Radio Białystok | Magazyny | Czytam książki | Książka za recenzję | "Być Szkotem" : Sean Connery, Murray Grigor
Widziałeś kiedyś czytelniku Seana Conneryego gdy był młody? Ja nie, więc gdy to nastąpiło dobrze że siedziałam, choć i tak, prawie o mało co, nie spadłam z krzesła.
Całe szczęście na okładce książki „Być Szkotem” widać dobrze już znaną twarz Seana Conneryego. Dobrze znaną, znaczy tę, którą można pamiętać z filmów, w których pierwsza młodość była już za tym zacnym Szkotem. Siwy z widocznymi zmarszczkami, lecz nadal z błyskiem w oku i zawadiackim uśmiechem, to właśnie taki obraz tego aktora na dobre utrwalił się w mojej pamięci. I gdy dostałam tę książkę, byłam bardzo ucieszona. Nie tylko ze względu na fakt iż lubię czytać biografie, ale również z powodu Sean Connery, który wzbudza moją sympatię. Jednak nie jest to biografia, a Sean Connery jeżeli już występuje na kartach książki, to w ilości równej roli co najwyżej epizodycznej, jeżeli nie w napisach końcowych – tudzież jedynie na okładce.
Dzieje się tak ze względu na to iż książka w ogromnej części opisuje Szkocję - jej historię, mitologię, a także czasy współczesne. Aczkolwiek pomimo tego, nie jest to treść intrygująca, ponieważ jest opisywana w sposób encyklopedyczny, przez co może być dedykowana wąskiemu gronu odbiorców. Przede wszystkim, ludzi którzy pasjonują się Szkocją, lub są Szkotami i historia tej tajemniczej krainy jest im w mniejszym lub w większym stospniu bliska. Jedynie znikome fragmenty, w których ta kraina królów opisywana jest z perspektywy aktora, są nieco bardziej strawne.

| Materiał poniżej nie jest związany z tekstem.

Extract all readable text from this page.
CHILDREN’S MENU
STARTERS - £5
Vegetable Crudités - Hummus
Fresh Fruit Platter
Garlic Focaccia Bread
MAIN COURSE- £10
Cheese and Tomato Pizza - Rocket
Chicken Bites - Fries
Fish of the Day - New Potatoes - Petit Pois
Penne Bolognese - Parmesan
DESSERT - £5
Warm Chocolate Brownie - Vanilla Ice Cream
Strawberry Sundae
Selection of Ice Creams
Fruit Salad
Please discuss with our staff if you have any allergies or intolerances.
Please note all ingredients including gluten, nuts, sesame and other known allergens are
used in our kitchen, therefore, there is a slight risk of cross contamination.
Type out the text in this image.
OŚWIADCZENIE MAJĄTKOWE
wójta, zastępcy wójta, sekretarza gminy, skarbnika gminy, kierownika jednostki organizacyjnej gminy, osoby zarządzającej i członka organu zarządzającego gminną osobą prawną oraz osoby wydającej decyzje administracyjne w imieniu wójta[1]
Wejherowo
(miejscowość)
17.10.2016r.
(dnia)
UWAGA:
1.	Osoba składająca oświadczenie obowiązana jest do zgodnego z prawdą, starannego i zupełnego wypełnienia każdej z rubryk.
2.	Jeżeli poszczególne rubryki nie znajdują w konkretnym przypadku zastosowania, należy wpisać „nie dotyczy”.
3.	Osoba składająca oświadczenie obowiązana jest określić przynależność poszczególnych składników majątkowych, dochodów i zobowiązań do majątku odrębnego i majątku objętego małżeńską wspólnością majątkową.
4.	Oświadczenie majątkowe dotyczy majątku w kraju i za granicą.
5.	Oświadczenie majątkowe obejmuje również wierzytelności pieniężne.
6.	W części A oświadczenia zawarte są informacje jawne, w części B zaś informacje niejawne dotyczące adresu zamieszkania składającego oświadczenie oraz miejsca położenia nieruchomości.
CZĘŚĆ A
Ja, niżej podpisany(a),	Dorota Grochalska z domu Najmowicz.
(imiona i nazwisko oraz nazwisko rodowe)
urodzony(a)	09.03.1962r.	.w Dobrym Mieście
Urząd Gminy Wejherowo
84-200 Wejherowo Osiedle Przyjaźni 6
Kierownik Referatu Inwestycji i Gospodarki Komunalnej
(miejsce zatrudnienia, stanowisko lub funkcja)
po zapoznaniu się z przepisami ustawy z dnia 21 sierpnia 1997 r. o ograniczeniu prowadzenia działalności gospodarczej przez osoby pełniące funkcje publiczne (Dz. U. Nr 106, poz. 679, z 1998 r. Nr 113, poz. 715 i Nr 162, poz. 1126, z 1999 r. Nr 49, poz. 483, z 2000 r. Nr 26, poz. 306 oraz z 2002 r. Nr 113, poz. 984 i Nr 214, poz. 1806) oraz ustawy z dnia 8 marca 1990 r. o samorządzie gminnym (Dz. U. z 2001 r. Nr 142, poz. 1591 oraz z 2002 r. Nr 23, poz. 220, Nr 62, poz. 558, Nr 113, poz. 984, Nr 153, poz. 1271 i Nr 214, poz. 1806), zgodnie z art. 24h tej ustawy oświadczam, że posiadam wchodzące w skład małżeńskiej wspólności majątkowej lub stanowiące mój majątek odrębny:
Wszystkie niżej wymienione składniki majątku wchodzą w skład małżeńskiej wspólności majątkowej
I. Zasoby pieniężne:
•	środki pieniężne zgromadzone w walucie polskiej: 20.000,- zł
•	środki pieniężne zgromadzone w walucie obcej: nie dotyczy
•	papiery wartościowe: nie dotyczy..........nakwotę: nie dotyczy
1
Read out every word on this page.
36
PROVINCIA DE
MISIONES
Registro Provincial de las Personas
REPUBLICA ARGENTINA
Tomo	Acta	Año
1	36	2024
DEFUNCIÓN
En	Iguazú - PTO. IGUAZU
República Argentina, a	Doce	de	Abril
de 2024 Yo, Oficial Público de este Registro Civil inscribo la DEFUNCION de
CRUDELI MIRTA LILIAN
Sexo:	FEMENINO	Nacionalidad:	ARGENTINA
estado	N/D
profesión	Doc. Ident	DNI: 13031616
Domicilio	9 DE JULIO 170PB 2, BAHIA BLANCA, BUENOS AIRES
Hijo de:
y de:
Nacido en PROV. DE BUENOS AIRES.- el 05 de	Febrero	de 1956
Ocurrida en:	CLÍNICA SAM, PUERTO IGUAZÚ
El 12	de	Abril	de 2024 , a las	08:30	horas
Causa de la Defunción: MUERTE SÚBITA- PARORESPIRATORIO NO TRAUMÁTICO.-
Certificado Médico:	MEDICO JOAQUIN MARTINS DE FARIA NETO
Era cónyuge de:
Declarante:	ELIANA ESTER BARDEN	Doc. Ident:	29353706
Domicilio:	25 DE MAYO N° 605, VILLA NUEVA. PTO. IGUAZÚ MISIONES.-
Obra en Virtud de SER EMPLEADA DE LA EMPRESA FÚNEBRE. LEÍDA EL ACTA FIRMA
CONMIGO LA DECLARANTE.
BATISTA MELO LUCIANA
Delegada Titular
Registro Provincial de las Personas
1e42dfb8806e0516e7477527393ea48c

Lecz to i tak nie wpływa na lekki i płynny odbiór całości.
Owszem na samym początku książki możemy przeczytać
„Być Szkotem to z jednej strony bardzo osobisty i barwny obraz Szkocji i jej osiągnięć. Z drugiej – nietypowa autobiografia jednego z najbardziej charyzmatycznych i lubianych aktorów XX wieku
(…)”
Lecz w tej książce o Seana Conneryego jest zdawkowa ilość informacji, że trudno tę lekturę nazwać chociażby biografią, a co dopiero autobiografią. Bardziej przypomina to książkę dotyczącą Szkocji, w której możemy znaleźć komentarze, czy też wzmianki jej rdzennego, znanego na całym świecie obywatela.
Książka została napisana przez Seana Conneryego, a współautorem jest przyjaciel aktora Murray Grigor. I tu zachodzi pytanie ile w tej książce Conneryego, a ile Grigora? Jednak na to pytanie, każdy z czytelników powinien odpowiedzieć sobie sam.
Moim zdaniem pisała to trzecia osoba, a właściwie trzeci autor – duch Szkocji, który nie był zmaterializowany w żaden sposób, ale na pewno obecny od początku do końca.
Katarzyna Prędotka
Od red. Pani Katarzyno! Serdecznie witamy w gronie recenzentów :-) Dziękujemy za recenzję, prosimy o więcej i- jak zawsze - nagradzamy książką.